Model parameters: 24028
Epoch [1/10], Loss: 2.2388
Epoch [1/10], Validation Loss: 2.1729
Epoch [2/10], Loss: 2.1293
Epoch [2/10], Validation Loss: 2.1294
Epoch [3/10], Loss: 2.0934
Epoch [3/10], Validation Loss: 2.1101
Epoch [4/10], Loss: 2.0719
Epoch [4/10], Validation Loss: 2.0960
Epoch [5/10], Loss: 2.0552
Epoch [5/10], Validation Loss: 2.0843
Epoch [6/10], Loss: 2.0434
Epoch [6/10], Validation Loss: 2.0834
Epoch [7/10], Loss: 2.0328
Epoch [7/10], Validation Loss: 2.0788
Epoch [8/10], Loss: 2.0241
Epoch [8/10], Validation Loss: 2.0743
Epoch [9/10], Loss: 2.0172
Epoch [9/10], Validation Loss: 2.0696
Epoch [10/10], Loss: 2.0107
Epoch [10/10], Validation Loss: 2.0668


### Autoregressive Generation

Once trained, we generate names character by character:

1. Start with the `[S]` token
2. Feed it through the model to get a probability distribution over the next character
3. **Sample** a character from that distribution
4. Feed the sampled character back as the next input
5. Repeat until the model outputs `[S]` (stop) or we hit a maximum length

This is called **autoregressive** generation -- each output becomes the next input.

In [12]:
# Sample from the model
def sample(model, context, max_length=100):
    model.eval()
    output = []
    with torch.no_grad():
        x = torch.tensor([[token_to_index['[S]']] + context])
        hidden = None
        for _ in range(max_length):
            y, hidden = model(x, hidden)
            y = y[0, -1].softmax(dim=0)
            y = torch.multinomial(y, 1)
            token = index_to_token[y.item()]
            if token == '[S]':
                break
            output.append(token)
            x = y.view(1, 1)
    return ''.join(output)

In [13]:
for i in range(10):
    print(sample(model, []))

chelin
elys
emesecy
mattella
maxstin
lareon
ais
natami
romino
daraoe


In [14]:
prompt = 's'
for i in range(10):
    out = sample(model, [token_to_index[tok] for tok in prompt])
    print(prompt + out)

seedon
shrayan
senia
samar
shariah
shago
saneston
someiry
saraya
silver


### Suggested Exercises

1. Use `nn.RNN` instead of our `RNNCell`. Do you have to change anything in the implementation?
2. Change `nn.RNN` to `nn.GRU`. Do you have to change anything else in the implementation?
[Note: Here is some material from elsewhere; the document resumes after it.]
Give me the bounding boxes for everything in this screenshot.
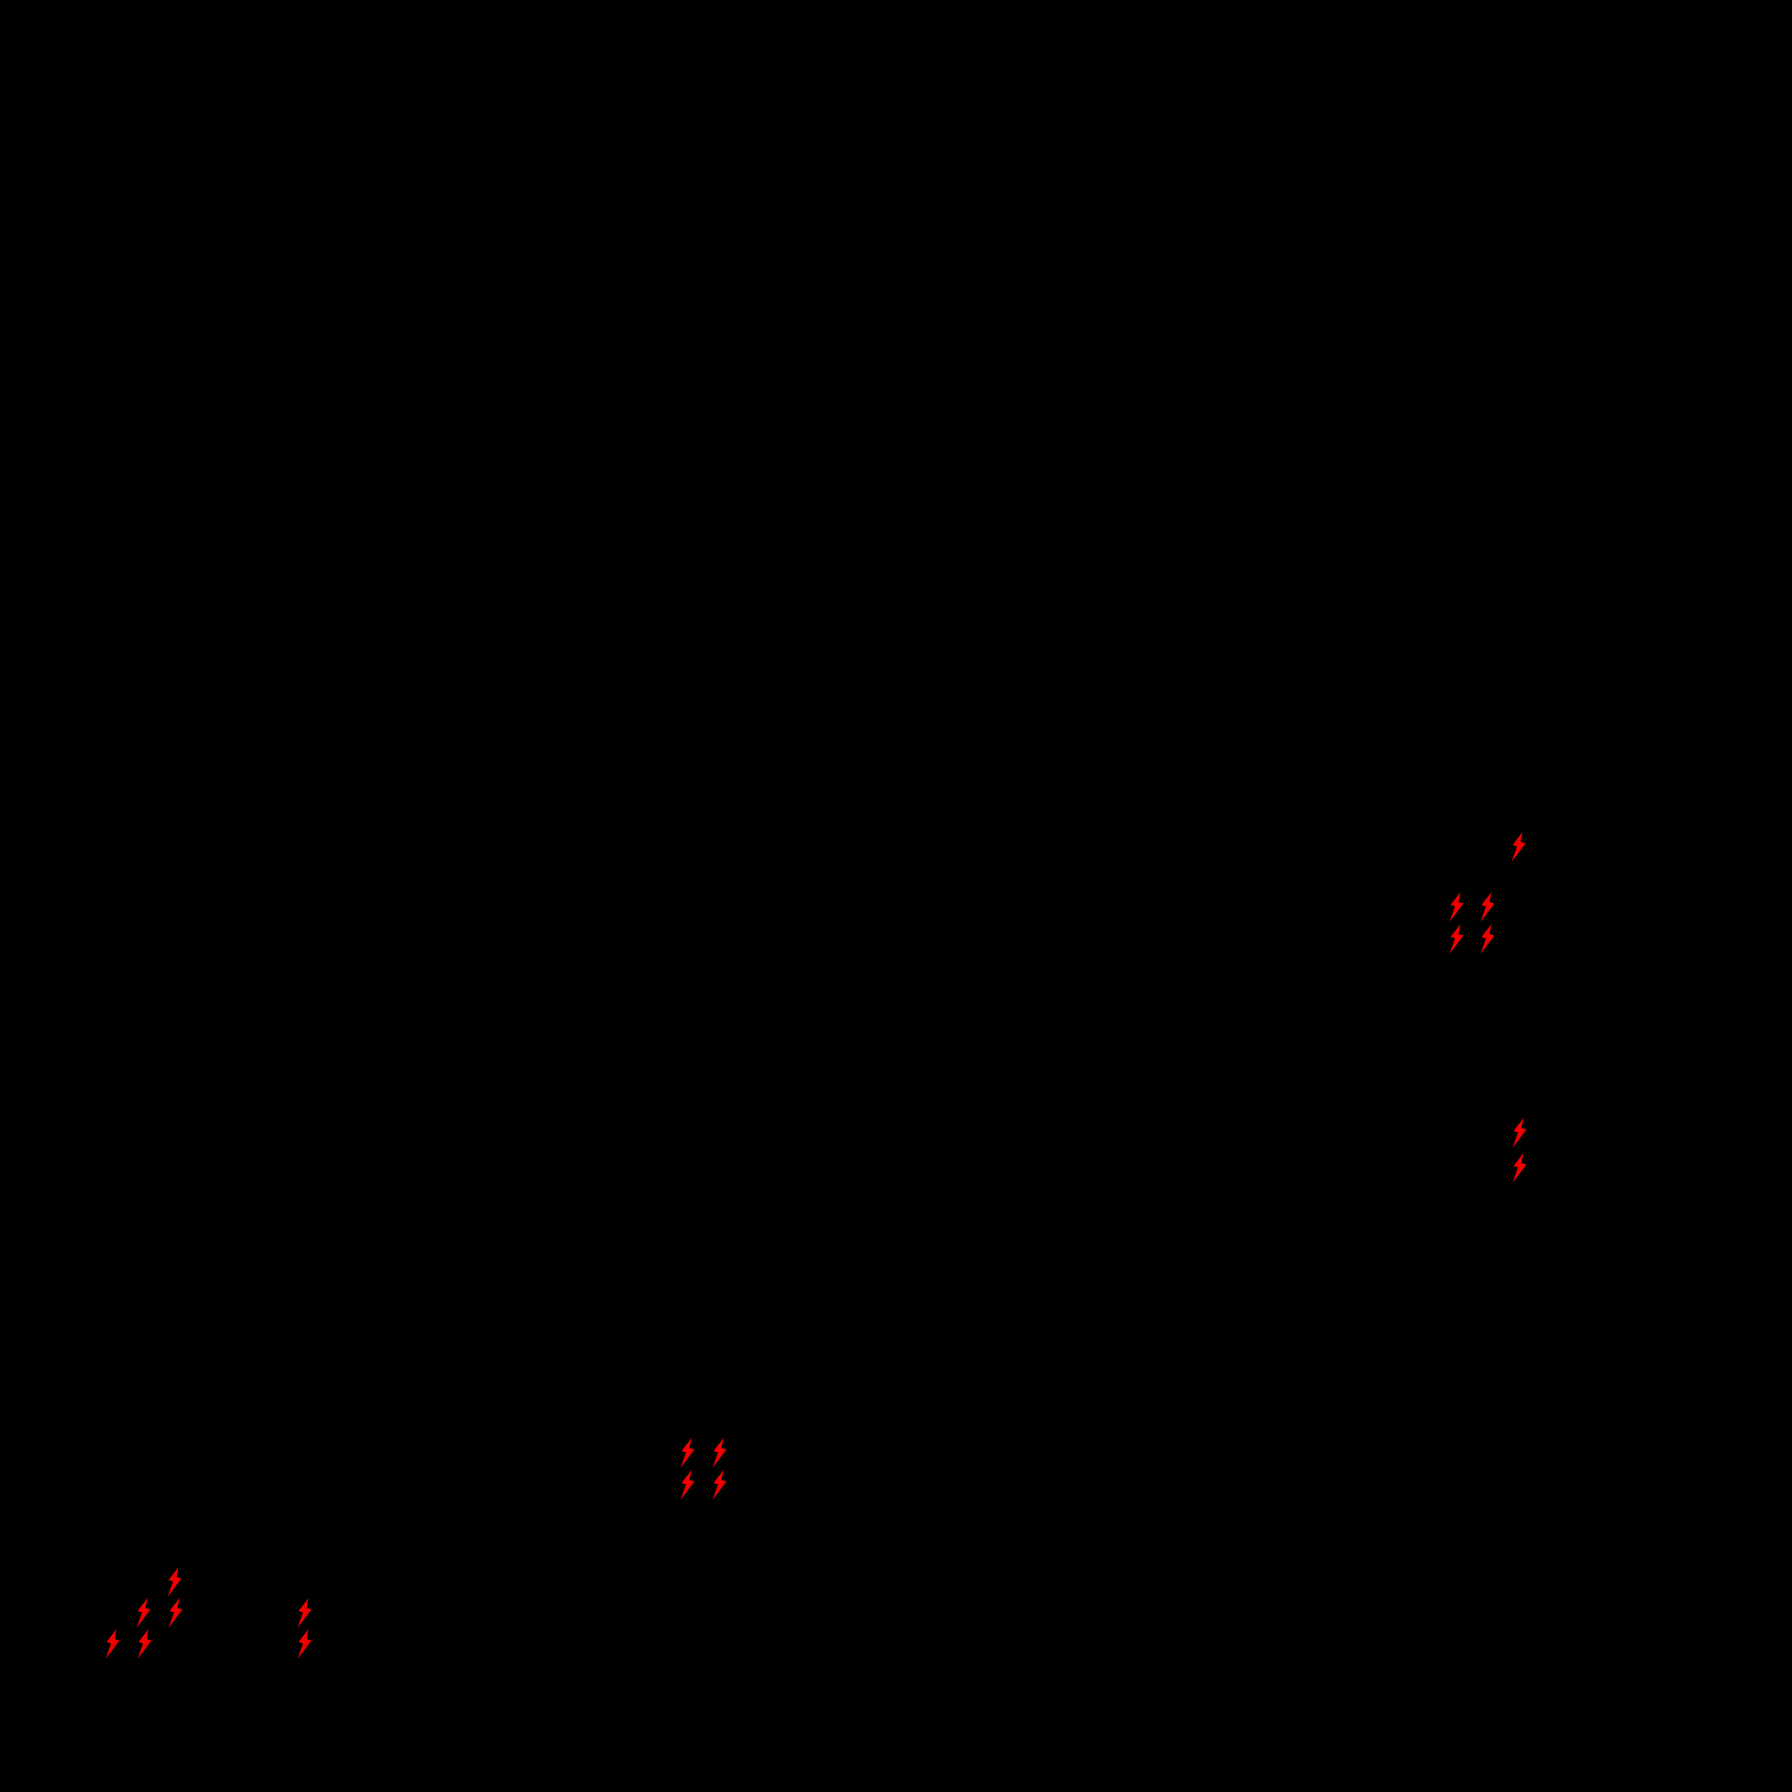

Does the loss improve?
3. Change `nn.RNN` to `nn.LSTM`. Do you have to change anything else in the implementation? Does the loss improve?
4. Vary the hyperparameters (e.g., hidden size, batch size, learning rate, number of epochs). Can you find any consistent relationships between hyperparameter(s) and the loss?
5. When the validation loss begins to increase, and the training loss is decreasing, we have evidence of **overfitting**. Can you induce this overfitting by changing the hyperparameters?
6. Train a recurrent model on a more complex dataset. Use a tokenizer learned with BPE (either one that you train your own, or a pre-existing one).